Arteria Dahlan Sebut Polisi hingga Jaksa Tak Boleh Di-OTT, Giri Suprapdiono: Sensasi Politik
Pro kontra pernyataan Arteria Dahlan sebut polisi hingga jaksa tak boleh di-OTT, eks pegawai KPK Giri Suprapdiono beri tanggapan.
Penulis: Shella Latifa A
Editor: Pravitri Retno W
TRIBUNNEWS.COM - Mantan Direktur Sosialisasi dan Kampanye Antikorupsi Komisi Pemberantasan Korupsi (KPK), Giri Suprapdiono, memberi respons terkait penyataan anggota Komisi III DPR RI, Arteria Dahlan.
Diketahui, dalam pernyataannya, Arteria menyebut polisi, hakim, hingga jaksa tidak boleh menjadi objek Operasi Tangkap Tangan (OTT) KPK.
Giri pun menilai apa yang dilontarkan Arteria sekadar sensasi belaka.
Menurut dia, OTT adalah cara yang tepat untuk memberantas kasus korupsi, terlebih tindakan suap.
Baca juga: Arteria Dahlan Sebut Jaksa, Polisi, Hakim Tak Boleh Kena OTT, Novel Heran: Kok Bisa Berpikir Begitu
Ia menjelaskan, pelaku tindak korupsi justru orang yang paham betul soal hukum.
Sehingga, biasanya mereka lebih tahu bagaimana cara mengelabuhi hukum dari yang sebenarnya.

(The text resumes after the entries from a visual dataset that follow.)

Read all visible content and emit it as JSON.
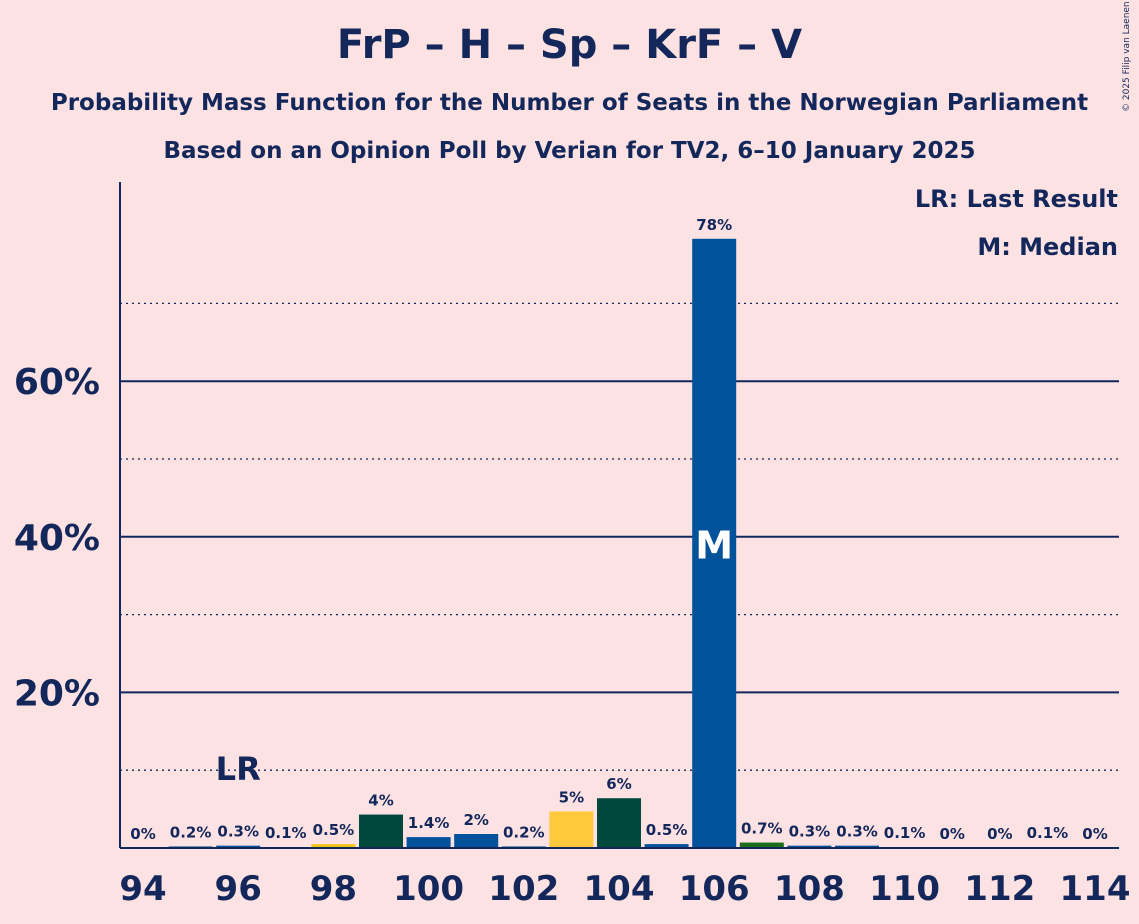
{
  "chart_data": {
    "type": "bar",
    "title": "FrP – H – Sp – KrF – V",
    "subtitle_1": "Probability Mass Function for the Number of Seats in the Norwegian Parliament",
    "subtitle_2": "Based on an Opinion Poll by Verian for TV2, 6–10 January 2025",
    "copyright": "© 2025 Filip van Laenen",
    "legend": {
      "last_result": "LR: Last Result",
      "median": "M: Median"
    },
    "xlabel": "",
    "ylabel": "",
    "ylim": [
      0,
      86
    ],
    "y_major_ticks": [
      20,
      40,
      60
    ],
    "y_tick_labels": [
      "20%",
      "40%",
      "60%"
    ],
    "y_minor_ticks": [
      10,
      30,
      50,
      70
    ],
    "x_tick_seats": [
      94,
      96,
      98,
      100,
      102,
      104,
      106,
      108,
      110,
      112,
      114
    ],
    "x_tick_labels": [
      "94",
      "96",
      "98",
      "100",
      "102",
      "104",
      "106",
      "108",
      "110",
      "112",
      "114"
    ],
    "seats": [
      94,
      95,
      96,
      97,
      98,
      99,
      100,
      101,
      102,
      103,
      104,
      105,
      106,
      107,
      108,
      109,
      110,
      111,
      112,
      113,
      114
    ],
    "values": [
      0,
      0.2,
      0.3,
      0.1,
      0.5,
      4.3,
      1.4,
      1.8,
      0.2,
      4.7,
      6.4,
      0.5,
      78.3,
      0.7,
      0.3,
      0.3,
      0.1,
      0,
      0,
      0.1,
      0
    ],
    "data_labels": [
      "0%",
      "0.2%",
      "0.3%",
      "0.1%",
      "0.5%",
      "4%",
      "1.4%",
      "2%",
      "0.2%",
      "5%",
      "6%",
      "0.5%",
      "78%",
      "0.7%",
      "0.3%",
      "0.3%",
      "0.1%",
      "0%",
      "0%",
      "0.1%",
      "0%"
    ],
    "bar_colors": [
      "#00529B",
      "#00529B",
      "#00529B",
      "#00529B",
      "#F5C518",
      "#00473C",
      "#00529B",
      "#00529B",
      "#00529B",
      "#FFC83D",
      "#00473C",
      "#00529B",
      "#00529B",
      "#1A6C1A",
      "#00529B",
      "#00529B",
      "#00529B",
      "#00529B",
      "#00529B",
      "#00529B",
      "#00529B"
    ],
    "last_result_seat": 96,
    "last_result_label": "LR",
    "median_seat": 106,
    "median_label": "M"
  },
  "colors": {
    "background": "#FDE2E4",
    "text": "#13275B",
    "axis": "#13275B",
    "median_text": "#FFFFFF"
  }
}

"Saya pikir ini hanya sensasi politik saja, karena masyarakat tahu OTT itu strategis terbaik untuk menangani korupsi."
"Karena yang ditangani KPK, lebih dari 60 persen itu suap. Kasus suap menyuap itu kalau tidak di-OTT sulit dibuktikan, karena yang korupsi itu orang pinter termasuk memahami hukum apa alat bukti dan apa barang bukti," jelas Giri, dikutip dari tayangan YouTube tvOne, Jumat (19/11/2021).
"Penegak hukum itu yang paling jago, ibaratnya bisa menghindar dari jerat hukum," imbuh dia.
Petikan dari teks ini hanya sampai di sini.